Herr Kollege, die Frage kann man einfach beantworten. Das hätte ich im weiteren Verlauf ohnehin getan. Natürlich muss man die Chance ergreifen, das noch einmal neu zu bewerten. Dagegen habe ich in diesem speziellen Fall nichts. Aber mich stört es, wenn man ständig versucht, über irgendwelche Dinge irgendetwas neu zu bewerten, um am Ende etwas Bestimmtes zu erreichen. Das ist nicht, dass
man einen neuen Stand von Wissen hat, sondern man versucht im Grunde - ich habe das Gefühl, dass das auch Ziel Ihres Antrages ist -, die Dinge damit kaputtzumachen, dass man sie immer wieder neu überprüft, damit am Ende eben nichts dabei herauskommt.

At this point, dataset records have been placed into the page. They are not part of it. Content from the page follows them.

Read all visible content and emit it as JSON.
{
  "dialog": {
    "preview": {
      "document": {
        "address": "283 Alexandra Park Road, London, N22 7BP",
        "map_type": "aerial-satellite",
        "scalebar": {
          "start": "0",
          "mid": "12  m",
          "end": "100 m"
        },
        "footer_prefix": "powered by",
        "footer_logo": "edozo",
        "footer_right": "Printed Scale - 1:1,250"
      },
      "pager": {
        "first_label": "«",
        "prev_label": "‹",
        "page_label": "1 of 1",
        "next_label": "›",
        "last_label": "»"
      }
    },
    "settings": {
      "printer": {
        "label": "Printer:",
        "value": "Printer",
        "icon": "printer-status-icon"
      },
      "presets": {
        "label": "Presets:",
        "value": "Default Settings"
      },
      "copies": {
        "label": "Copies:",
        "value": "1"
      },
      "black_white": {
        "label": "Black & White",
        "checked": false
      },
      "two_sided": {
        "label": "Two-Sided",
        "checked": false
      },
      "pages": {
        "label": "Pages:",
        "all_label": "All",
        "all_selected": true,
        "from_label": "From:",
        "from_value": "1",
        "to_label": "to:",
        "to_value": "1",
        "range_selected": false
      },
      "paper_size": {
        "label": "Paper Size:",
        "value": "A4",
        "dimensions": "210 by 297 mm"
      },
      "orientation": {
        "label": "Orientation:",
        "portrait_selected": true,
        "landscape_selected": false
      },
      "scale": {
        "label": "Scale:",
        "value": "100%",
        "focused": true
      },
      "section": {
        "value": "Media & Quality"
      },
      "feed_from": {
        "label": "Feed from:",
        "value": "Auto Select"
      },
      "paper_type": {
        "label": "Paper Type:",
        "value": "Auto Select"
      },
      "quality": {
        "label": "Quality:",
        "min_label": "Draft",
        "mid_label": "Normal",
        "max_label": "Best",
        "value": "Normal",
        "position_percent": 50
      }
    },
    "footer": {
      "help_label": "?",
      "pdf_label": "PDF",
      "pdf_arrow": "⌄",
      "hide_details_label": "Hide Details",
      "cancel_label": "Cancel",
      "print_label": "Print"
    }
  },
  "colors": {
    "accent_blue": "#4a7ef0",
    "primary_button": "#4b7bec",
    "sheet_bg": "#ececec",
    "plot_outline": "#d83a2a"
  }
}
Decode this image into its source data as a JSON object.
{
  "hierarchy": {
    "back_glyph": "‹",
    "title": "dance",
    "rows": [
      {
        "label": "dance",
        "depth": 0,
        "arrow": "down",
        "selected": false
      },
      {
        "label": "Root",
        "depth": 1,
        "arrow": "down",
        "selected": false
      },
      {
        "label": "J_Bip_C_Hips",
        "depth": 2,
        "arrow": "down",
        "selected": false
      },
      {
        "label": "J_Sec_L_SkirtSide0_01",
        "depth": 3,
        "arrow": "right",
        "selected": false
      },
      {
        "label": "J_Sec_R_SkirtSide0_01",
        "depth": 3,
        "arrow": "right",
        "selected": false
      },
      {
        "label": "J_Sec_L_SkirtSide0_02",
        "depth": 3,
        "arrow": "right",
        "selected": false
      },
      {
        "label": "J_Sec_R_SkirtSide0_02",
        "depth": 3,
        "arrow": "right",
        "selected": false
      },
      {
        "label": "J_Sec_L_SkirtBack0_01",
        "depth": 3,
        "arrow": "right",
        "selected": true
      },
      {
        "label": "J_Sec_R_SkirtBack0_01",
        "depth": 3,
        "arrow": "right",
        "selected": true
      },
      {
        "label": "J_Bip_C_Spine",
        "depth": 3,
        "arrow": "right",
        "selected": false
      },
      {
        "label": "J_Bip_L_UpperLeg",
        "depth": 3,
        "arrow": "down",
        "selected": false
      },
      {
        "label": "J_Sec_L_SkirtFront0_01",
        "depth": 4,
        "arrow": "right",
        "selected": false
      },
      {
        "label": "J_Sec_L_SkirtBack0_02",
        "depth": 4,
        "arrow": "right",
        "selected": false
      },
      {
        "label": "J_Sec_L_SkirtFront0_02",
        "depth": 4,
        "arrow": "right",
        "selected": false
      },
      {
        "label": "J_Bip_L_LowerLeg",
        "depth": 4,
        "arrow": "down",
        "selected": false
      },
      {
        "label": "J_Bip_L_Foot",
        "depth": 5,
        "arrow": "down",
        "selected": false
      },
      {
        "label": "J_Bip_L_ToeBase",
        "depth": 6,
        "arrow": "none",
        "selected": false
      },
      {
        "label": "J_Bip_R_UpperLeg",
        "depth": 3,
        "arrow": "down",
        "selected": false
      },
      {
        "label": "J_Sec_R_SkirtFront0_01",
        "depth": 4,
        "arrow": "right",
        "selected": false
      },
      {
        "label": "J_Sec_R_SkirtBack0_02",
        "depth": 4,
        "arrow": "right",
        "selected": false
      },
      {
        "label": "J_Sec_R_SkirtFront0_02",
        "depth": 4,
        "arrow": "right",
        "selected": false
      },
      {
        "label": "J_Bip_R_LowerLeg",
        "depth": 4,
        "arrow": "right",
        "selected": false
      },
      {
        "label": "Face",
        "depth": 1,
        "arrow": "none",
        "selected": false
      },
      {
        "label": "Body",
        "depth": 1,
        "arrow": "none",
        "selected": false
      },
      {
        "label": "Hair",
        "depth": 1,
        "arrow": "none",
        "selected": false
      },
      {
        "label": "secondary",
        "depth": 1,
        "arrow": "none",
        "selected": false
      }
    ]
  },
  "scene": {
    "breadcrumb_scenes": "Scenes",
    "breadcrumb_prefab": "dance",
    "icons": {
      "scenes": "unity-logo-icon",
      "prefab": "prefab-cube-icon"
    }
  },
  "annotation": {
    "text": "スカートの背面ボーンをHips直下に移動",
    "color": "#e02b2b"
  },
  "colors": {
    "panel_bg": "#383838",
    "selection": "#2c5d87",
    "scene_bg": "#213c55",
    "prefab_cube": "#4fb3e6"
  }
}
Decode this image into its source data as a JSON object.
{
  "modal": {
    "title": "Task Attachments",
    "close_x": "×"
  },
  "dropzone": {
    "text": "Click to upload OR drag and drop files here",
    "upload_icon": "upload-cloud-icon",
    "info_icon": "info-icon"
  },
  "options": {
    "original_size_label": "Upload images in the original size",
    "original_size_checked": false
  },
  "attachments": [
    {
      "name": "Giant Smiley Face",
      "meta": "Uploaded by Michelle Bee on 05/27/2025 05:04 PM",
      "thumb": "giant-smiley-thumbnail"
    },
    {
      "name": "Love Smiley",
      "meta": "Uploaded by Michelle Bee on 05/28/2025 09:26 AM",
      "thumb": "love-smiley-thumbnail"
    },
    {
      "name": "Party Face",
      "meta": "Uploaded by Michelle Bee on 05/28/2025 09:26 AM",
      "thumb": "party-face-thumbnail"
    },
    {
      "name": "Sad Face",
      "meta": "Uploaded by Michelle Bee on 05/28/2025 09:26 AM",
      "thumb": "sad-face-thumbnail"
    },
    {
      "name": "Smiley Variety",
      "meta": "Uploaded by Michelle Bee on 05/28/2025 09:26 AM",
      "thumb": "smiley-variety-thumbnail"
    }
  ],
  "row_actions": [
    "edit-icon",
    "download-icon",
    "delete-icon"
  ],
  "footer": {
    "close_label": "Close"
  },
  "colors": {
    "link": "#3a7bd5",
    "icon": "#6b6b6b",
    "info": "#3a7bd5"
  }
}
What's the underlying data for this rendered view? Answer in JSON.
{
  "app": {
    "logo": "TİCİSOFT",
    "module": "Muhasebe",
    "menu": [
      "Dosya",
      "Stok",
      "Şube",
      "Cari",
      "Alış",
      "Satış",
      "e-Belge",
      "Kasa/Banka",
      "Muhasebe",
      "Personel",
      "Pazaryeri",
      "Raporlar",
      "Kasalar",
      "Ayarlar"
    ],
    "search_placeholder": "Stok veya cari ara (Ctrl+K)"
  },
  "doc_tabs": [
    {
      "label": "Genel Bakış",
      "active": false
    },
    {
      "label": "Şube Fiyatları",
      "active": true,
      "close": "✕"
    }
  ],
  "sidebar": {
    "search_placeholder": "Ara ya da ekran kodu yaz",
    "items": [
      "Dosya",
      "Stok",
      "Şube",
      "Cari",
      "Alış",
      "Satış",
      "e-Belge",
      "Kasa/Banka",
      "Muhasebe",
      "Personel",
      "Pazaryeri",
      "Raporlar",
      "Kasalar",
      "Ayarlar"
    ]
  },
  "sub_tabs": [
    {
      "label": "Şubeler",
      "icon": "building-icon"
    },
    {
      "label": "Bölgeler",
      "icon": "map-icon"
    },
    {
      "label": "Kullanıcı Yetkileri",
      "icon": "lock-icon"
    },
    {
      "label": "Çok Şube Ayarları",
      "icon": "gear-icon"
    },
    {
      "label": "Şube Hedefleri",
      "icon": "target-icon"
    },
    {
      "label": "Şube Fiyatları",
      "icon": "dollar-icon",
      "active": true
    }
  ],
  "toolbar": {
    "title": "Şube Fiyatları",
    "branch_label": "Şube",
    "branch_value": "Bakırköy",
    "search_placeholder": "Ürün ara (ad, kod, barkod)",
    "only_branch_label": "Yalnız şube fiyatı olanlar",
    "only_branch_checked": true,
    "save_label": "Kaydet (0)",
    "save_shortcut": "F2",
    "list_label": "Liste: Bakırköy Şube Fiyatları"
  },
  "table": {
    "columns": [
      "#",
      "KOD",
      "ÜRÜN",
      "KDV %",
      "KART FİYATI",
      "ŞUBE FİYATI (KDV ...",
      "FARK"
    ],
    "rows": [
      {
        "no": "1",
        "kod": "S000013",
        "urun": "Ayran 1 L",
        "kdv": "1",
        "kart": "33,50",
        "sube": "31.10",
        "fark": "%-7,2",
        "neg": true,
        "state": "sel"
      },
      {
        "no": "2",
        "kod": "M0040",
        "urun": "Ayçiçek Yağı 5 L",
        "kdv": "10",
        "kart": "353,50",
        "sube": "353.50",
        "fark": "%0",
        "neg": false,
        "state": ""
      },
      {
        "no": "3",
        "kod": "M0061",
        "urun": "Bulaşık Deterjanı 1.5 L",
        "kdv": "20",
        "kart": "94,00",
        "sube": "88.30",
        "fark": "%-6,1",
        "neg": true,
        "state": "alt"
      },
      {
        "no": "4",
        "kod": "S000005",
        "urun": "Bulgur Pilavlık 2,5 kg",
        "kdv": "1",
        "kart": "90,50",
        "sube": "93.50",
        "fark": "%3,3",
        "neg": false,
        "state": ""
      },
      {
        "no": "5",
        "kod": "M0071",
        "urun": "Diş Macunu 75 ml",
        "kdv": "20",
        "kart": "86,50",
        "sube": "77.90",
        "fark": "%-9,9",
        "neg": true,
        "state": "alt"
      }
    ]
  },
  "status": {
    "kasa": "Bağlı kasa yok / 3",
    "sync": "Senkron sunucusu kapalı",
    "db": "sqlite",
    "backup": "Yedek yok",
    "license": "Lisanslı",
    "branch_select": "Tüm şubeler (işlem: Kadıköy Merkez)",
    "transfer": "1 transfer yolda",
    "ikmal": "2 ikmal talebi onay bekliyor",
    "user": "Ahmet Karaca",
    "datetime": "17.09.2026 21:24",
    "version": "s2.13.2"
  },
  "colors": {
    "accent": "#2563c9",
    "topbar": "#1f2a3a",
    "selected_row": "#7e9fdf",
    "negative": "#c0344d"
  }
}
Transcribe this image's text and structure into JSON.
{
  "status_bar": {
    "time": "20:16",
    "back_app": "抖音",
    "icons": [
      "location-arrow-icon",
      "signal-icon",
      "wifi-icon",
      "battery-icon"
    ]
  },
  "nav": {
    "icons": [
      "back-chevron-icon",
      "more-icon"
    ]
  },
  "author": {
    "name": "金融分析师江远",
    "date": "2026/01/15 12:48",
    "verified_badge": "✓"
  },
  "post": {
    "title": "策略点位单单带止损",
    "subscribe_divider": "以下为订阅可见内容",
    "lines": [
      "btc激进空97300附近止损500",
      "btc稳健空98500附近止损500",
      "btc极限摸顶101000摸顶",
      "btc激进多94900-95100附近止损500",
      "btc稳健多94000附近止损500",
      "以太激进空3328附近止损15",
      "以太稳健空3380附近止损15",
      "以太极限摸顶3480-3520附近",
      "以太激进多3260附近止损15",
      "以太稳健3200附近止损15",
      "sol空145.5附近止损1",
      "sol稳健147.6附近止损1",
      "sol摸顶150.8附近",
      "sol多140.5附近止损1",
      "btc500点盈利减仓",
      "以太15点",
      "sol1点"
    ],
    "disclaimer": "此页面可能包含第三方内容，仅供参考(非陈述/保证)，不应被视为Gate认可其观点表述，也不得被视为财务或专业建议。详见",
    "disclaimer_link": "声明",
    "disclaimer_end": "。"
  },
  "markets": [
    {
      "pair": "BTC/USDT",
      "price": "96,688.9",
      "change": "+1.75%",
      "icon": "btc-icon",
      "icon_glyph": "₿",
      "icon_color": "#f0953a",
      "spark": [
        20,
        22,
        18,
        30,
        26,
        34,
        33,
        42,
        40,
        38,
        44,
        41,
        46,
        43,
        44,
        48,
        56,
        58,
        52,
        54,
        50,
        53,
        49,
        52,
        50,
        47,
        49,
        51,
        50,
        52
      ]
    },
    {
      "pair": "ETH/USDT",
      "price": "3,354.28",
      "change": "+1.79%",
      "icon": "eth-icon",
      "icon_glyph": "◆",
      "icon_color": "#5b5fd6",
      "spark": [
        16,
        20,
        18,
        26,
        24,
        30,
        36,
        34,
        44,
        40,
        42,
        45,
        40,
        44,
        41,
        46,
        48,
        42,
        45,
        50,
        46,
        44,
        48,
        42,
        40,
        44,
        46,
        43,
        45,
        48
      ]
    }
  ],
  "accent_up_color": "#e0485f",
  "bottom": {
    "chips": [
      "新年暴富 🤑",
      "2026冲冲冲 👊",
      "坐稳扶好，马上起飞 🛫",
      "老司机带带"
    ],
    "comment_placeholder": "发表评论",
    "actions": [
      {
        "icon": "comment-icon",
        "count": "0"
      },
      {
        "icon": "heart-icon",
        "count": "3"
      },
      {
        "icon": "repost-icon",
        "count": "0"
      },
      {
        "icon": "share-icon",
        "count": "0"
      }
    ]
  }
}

Was Ihre Forderung angeht, der Müll, die Behälter müssten aus den Landessammelstellen und aus den Zwischenlagern in ein Bundesendlager gebracht werden, sind wir bei Ihnen, Frau Kollegin Staudte. Die Frage ist nur: Wohin, und welchen Beitrag leisten Sie mit Ihrer Landtagsfraktion der Grünen, damit wir dabei zu einem Ergebnis kommen?
Mit Ihrer Forderung, die Endlagerkommission müsse auch die Frage der schwach und mittelradioaktiven Abfälle bewerten, habe ich kein Problem. Es wird nur zu fragen sein: Wird sie dann auch fertig?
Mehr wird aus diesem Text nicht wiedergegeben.